Macaque in the trees
Silvio Tendler em Moscou durante a realização de 'Nas Asas da Pan Am' | Foto: Divulgação

A partir de materiais produzidos em diversos momentos da sua trajetória, o autorretrato passa pelo jovem Tendler que, durante o autoexílio, nos anos 1970, viveu o sonho do socialismo com liberdade no Chile de Salvador Allende; estudou cinema na Paris dos rescaldos de 68; e quis tomar um café com Jean-Luc Godard, antes do semiólogo por trás de "Acossado" (1960) se mandar para a Suíça.

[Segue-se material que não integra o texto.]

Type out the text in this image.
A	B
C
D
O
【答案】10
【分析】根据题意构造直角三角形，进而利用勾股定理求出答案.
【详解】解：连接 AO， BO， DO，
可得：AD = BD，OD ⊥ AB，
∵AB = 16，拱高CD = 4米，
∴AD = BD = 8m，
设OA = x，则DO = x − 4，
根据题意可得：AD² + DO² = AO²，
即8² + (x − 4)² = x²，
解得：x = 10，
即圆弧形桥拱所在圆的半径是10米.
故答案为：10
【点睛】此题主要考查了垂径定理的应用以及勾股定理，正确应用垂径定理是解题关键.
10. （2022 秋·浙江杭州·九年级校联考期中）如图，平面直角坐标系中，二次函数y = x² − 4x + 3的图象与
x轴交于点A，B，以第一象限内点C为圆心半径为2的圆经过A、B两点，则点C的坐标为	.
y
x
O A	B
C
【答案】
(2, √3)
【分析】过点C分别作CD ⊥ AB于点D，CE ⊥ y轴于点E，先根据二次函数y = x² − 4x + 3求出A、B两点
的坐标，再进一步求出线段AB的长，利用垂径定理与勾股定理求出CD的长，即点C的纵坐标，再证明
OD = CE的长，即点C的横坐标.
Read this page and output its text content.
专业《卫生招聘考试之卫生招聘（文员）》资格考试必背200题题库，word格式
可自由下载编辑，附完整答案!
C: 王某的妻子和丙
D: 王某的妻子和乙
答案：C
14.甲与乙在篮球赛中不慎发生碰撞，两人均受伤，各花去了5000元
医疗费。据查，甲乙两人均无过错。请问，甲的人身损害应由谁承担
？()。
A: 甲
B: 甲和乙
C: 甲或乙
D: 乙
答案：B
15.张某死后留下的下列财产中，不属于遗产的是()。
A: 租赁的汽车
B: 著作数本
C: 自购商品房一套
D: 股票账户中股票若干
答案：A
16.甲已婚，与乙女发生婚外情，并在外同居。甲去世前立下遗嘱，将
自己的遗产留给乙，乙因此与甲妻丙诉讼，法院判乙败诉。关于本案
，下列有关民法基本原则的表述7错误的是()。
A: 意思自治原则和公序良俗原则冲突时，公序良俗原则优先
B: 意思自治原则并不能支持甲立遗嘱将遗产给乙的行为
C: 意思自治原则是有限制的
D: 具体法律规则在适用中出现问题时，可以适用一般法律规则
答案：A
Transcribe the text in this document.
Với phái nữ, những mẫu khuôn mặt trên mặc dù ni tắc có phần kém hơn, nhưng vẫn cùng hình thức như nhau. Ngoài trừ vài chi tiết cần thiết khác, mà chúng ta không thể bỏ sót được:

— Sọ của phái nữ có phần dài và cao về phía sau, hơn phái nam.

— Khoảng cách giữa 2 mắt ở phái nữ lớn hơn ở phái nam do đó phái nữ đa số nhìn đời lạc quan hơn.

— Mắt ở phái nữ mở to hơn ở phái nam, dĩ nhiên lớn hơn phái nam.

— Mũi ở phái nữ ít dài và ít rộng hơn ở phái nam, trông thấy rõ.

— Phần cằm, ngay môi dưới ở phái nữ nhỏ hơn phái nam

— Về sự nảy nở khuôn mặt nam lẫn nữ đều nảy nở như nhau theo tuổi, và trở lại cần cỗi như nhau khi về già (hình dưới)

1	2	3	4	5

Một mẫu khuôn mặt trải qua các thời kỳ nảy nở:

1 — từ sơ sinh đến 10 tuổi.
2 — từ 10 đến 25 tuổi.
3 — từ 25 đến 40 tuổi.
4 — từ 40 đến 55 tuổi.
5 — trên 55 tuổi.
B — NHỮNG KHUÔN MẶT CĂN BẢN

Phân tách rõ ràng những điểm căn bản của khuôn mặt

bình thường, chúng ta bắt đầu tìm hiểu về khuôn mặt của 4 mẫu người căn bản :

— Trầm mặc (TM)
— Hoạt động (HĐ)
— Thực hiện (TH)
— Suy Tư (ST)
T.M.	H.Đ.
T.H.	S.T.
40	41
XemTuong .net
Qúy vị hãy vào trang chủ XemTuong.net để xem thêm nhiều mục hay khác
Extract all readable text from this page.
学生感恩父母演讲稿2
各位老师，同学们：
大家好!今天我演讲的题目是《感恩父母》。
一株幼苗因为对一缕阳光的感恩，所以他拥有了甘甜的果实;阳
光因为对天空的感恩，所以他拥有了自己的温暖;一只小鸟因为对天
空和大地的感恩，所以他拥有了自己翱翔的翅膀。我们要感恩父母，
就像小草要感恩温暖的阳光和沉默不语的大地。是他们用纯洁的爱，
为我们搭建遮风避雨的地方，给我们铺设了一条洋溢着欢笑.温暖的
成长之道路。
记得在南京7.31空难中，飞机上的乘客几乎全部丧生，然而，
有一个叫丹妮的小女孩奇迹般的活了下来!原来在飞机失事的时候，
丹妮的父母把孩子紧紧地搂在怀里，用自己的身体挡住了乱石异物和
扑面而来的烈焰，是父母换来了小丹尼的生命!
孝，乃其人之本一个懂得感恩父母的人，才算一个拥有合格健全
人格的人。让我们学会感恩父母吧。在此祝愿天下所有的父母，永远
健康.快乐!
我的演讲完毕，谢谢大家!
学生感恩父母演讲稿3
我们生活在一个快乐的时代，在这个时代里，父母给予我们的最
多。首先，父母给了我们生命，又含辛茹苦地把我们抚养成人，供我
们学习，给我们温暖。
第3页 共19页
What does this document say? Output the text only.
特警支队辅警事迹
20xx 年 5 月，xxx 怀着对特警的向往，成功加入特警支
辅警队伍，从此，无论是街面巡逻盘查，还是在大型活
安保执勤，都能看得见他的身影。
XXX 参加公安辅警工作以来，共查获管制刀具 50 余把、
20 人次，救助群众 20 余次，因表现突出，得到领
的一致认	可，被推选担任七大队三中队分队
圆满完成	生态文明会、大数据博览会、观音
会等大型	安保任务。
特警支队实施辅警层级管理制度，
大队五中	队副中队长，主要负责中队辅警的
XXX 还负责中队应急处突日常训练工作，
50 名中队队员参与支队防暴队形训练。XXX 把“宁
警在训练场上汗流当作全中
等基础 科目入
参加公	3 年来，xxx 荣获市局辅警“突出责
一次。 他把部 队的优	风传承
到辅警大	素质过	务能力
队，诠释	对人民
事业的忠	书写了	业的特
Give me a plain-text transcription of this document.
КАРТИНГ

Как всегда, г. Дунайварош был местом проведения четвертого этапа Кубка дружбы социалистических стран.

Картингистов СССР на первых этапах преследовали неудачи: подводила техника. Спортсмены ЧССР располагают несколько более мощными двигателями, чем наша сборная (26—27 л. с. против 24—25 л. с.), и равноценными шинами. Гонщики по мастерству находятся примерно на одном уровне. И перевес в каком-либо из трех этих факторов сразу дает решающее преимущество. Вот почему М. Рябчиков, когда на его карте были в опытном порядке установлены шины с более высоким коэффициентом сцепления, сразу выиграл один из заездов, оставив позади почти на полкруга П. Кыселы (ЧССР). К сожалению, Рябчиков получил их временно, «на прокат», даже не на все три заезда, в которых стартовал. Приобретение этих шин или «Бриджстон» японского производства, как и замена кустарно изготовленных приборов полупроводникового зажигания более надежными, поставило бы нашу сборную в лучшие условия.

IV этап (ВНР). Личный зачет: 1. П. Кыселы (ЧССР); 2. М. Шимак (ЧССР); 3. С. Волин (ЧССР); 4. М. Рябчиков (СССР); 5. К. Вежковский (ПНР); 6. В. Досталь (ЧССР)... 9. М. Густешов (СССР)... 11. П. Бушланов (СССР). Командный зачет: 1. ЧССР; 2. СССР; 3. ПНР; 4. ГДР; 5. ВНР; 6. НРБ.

Ainda um galeto ao belo canto, apaixonado por Glauber Rocha, o Silvio ainda moleque conheceu Portugal da Revolução dos Cravos e, de volta ao Brasil, imbuído pelo espírito de luta de nossos patrícios, assumiu o cinema como sua metralhadora. Feito um globetrotter, ST esteve em Cuba, na União Soviética e na Alemanha. Passeou por esses cantos todos durante a Guerra Fria, registrando mundos que não existem mais.

"O conhecimento do passado é essencial para o futuro", disse Tendler ao Correio, quando finalizou o .doc sobre Brizola. "A vida não é uma folha de papel em branco. Desde que saímos do útero, estamos rodeados de informação sobre o que veio antes. A partir delas, a gente cria novas tecnologias, novos dispositivos teóricos e práticos. Como eu venho de uma geração libertária, preciso me relacionar objetivamente com os materiais históricos e, a partir deles, criar uma dialética".

Ao partir, no dia 5, Tendler deixou inacabado um filme sobre Pontos de Cultura, que estava em gestação, mas conseguiu emplacar uma série de filmes no streaming, sobretudo na já citada Amazon, onde está seu seminal "Utopia e Barbárie", de 2010, e "Em Busca de Carlos Zéfiro" (2020), uma aula de irreverência.